Henry Christophe, général en chef de l’armée d’Haïti,
Au général Gérin, ministre de la guerre.
Mon cher général,

Vos lettres, sous les dates des 12 et 18 du courant, qui accompagnent la déclaration rédigée au nom des trois divisions de l’armée, que vous m’avez adressées, viennent de me parvenir. L’événement tragique qu’elles m’annoncent, et qu’une cruelle nécessité a amené, m’afflige. Jamais l’orgueil et l’ambition des emplois ne m’ont dominé, vous le savez ; le bonheur de mes concitoyens a toujours été mon unique désir. Effrayé du fardeau que le vœu unanime de mes frères m’impose, en me confiant les rênes du gouvernement, ce ne serait qu’avec peine que je l’accepterais, si je n’étais intimement convaincu que vos lumières et vos conseils viendront toujours à mon secours dans les cas urgens.

J’accepte donc cet emploi aussi honorable que pénible et difficile. Faites connaître ces sentimens à l’armée ; assurez-la que le sort du soldat a toujours été et sera toujours l’objet principal de ma plus vive sollicitude.
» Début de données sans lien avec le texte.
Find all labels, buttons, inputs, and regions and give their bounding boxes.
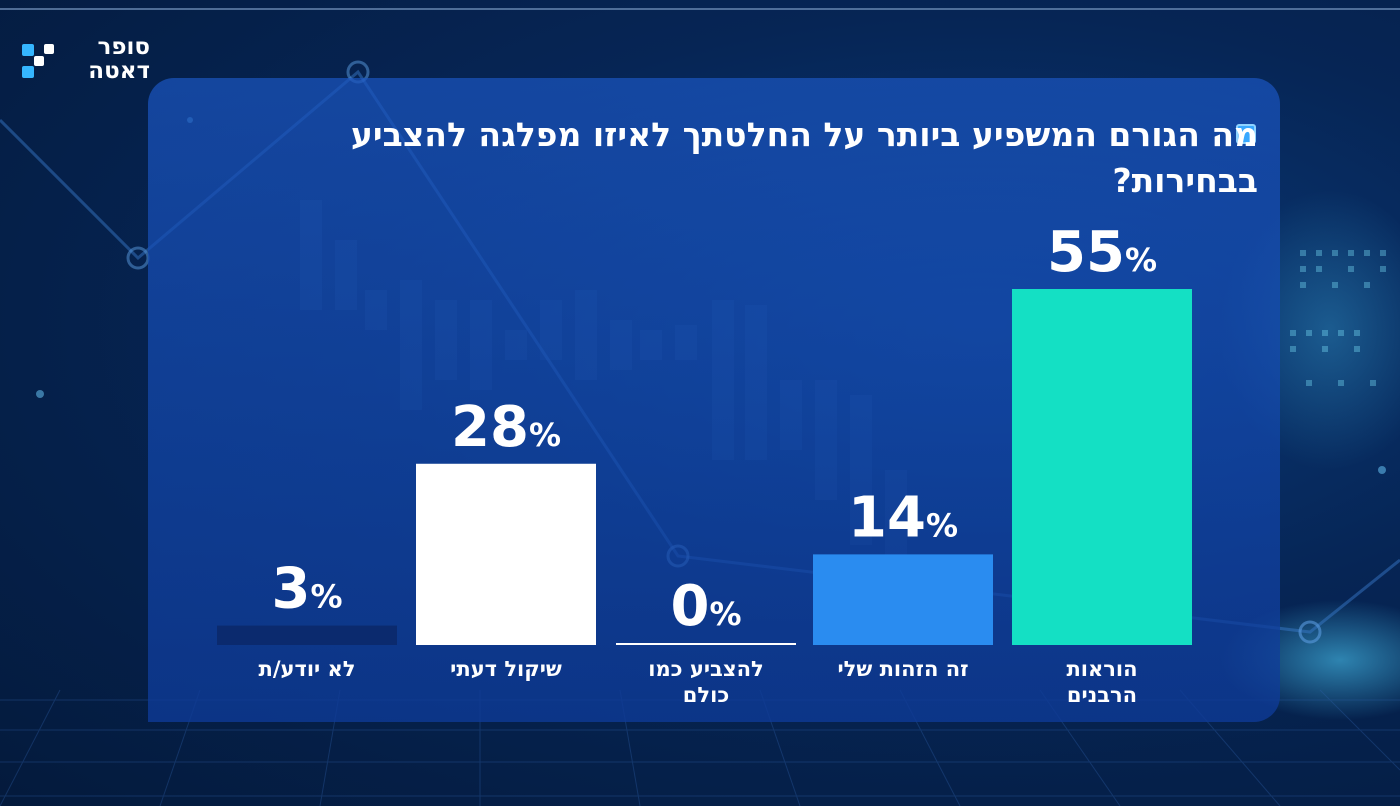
data-label: 0% — [670, 574, 741, 639]
category-label: שיקול דעתי — [450, 657, 562, 681]
category-label: לא יודע/ת — [258, 657, 355, 681]
category-label: להצביע כמו — [648, 657, 763, 681]
data-label: 28% — [451, 395, 561, 460]
bar — [416, 463, 596, 645]
square-bullet-icon — [1236, 124, 1256, 144]
data-label: 3% — [271, 557, 342, 622]
bar — [813, 554, 993, 645]
bar — [616, 643, 796, 645]
data-logo-icon — [22, 44, 54, 78]
category-label: הרבנים — [1067, 683, 1137, 707]
data-label: 14% — [848, 485, 958, 550]
top-divider-line — [0, 8, 1400, 10]
category-label: זה הזהות שלי — [837, 657, 968, 681]
brand-logo: סופר דאטה — [20, 36, 150, 86]
category-label: כולם — [683, 683, 729, 707]
data-label: 55% — [1047, 220, 1157, 285]
brand-name-line2: דאטה — [88, 58, 150, 84]
category-label: הוראות — [1066, 657, 1137, 681]
chart-title: מה הגורם המשפיע ביותר על החלטתך לאיזו מפ… — [350, 115, 1258, 200]
bar — [1012, 289, 1192, 645]
brand-name-line1: סופר — [97, 34, 150, 60]
bar — [217, 625, 397, 645]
J’approuve les mesures sages que vous avez prises, dès qu’elles étaient nécessaires, particulièrement pour maintenir le bon ordre et pour procurer aux deux divisions du Sud et à la seconde de l’Ouest, les moyens d’habillement et de paiement dont elles avaient tant besoin : j’en ai usé ainsi pour le Nord et la première division de l’Ouest.

Pour parvenir à l’établissement d’une constitution régénératrice, il est nécessaire qu’une assemblée, composée d’hommes les plus notables, les plus éclairés et les plus amis de la chose, se réunisse pour travailler à ce grand œuvre. Je vous désignerai le temps, le lieu où cette assemblée doit se tenir, et la quantité de membres qui doivent y concourir.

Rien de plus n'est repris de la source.